Homeowners May Nail Citibank on Fraud

     SAN JOSE, Calif. (CN) – Citibank must face claims that it defrauded homeowners by padding the fees they charge on the delinquent accounts, a federal judge ruled.
     Gloria Stitt is the lead named plaintiff in a class action against Citibank and Citimortgage for violations of federal anti-racketeering law, conspiracy to violate RICO, unjust enrichment, and fraud.
     They say Citi colluded with subsidiaries, affiliates and vendors on a profit-making scheme to “unlawfully mark up default-related fees.” The vendors allegedly padded fees “often by 100% or more,” but never informed borrowers of the markups or profits.
     The borrowers also claim Citi routinely assessed fees that were unnecessary, such as ordering monthly property inspections although inspections were not needed. One class member’s home was allegedly inspected more than 30 times in three years.
     Citi moved to dismiss the complaint, but U.S. District Judge Yvonne Gonzalez Rogers pruned only the RICO claims on Thursday. She gave the prospective class 21 days to try again with an amended complaint.
     The bank argued that its actions followed the terms of the mortgage agreements and represented normal business practices.
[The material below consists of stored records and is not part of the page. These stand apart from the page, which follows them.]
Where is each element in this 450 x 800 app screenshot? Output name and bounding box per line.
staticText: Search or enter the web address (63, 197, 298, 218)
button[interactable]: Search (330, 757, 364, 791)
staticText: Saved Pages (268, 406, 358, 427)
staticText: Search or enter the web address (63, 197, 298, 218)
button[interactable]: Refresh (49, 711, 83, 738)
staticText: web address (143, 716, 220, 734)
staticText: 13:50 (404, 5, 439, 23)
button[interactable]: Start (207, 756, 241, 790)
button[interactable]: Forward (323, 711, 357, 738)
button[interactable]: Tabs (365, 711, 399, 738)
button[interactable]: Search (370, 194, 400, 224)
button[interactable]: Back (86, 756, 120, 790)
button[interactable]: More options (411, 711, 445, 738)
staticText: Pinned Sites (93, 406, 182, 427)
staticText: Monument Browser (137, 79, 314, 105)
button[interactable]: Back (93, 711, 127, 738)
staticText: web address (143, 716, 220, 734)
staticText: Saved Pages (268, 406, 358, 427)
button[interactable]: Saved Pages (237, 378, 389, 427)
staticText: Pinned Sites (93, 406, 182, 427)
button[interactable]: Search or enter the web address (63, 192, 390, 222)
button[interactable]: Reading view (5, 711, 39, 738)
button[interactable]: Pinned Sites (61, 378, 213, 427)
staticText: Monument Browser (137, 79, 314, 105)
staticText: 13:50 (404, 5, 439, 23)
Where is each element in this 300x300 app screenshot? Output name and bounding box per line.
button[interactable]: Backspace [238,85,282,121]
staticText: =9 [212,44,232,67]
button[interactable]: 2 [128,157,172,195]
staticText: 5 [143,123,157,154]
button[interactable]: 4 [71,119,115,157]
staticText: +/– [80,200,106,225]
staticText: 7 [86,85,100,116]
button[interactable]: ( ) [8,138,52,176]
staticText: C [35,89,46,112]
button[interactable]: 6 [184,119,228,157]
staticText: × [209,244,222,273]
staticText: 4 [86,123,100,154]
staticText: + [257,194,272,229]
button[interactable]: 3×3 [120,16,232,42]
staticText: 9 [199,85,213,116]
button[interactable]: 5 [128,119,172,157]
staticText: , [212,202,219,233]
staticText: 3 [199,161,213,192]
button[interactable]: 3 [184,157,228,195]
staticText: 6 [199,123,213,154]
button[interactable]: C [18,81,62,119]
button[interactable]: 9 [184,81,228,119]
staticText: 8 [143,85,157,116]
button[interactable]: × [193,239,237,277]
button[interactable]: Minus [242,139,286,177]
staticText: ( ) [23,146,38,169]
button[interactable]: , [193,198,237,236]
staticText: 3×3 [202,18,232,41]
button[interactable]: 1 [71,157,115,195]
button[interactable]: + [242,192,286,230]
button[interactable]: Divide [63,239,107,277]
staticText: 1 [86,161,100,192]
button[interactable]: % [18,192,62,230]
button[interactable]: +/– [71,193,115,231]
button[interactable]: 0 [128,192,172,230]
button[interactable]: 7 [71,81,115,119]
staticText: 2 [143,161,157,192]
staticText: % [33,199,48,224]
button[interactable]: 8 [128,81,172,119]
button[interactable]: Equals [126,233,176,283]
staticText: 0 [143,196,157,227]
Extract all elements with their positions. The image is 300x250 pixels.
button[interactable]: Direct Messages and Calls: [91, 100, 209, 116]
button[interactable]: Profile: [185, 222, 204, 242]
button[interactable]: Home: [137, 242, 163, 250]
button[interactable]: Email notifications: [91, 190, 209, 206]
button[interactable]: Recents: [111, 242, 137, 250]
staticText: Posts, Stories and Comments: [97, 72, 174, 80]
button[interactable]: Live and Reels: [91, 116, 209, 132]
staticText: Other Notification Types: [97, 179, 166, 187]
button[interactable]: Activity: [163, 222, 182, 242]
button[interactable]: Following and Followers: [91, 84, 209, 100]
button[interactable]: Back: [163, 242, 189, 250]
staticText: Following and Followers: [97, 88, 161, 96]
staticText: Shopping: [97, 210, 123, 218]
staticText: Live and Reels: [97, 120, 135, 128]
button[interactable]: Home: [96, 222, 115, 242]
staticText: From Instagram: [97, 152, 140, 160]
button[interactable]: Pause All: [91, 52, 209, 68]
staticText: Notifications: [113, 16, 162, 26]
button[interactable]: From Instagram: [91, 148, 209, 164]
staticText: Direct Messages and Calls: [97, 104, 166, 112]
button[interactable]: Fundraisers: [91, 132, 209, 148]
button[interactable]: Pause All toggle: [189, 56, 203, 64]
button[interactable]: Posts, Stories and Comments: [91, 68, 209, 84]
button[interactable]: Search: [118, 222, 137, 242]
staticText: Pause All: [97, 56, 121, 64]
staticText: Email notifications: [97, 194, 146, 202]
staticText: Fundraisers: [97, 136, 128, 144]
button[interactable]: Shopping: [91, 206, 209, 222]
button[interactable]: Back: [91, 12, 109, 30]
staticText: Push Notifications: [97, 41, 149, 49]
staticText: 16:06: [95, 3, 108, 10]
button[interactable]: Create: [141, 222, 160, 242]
     In preserving the borrowers’ fraud claim, the court pointed to several authorities that imposed a duty to disclose material information, such as mark-ups, on lenders. Jurors could find that Citi’s failure to itemize “delinquency expenses” and mark-ups on mortgage statements could be characterized as fraud, according to the ruling.
     The court declined to determine if the mortgage agreements protected Citibank from the unjust enrichment claim, stating a decision on the issue was “premature for the court.”
     There were no “specific factual allegations,” however, to demonstrate that Citibank’s actions were the conduct of an enterprise and racketeering activity, as defined by RICO, Rogers said.
     The borrowers offered vague allegations regarding the possible structure of an enterprise but no explanation of how the various groups worked together to defraud borrowers in default, according to the ruling.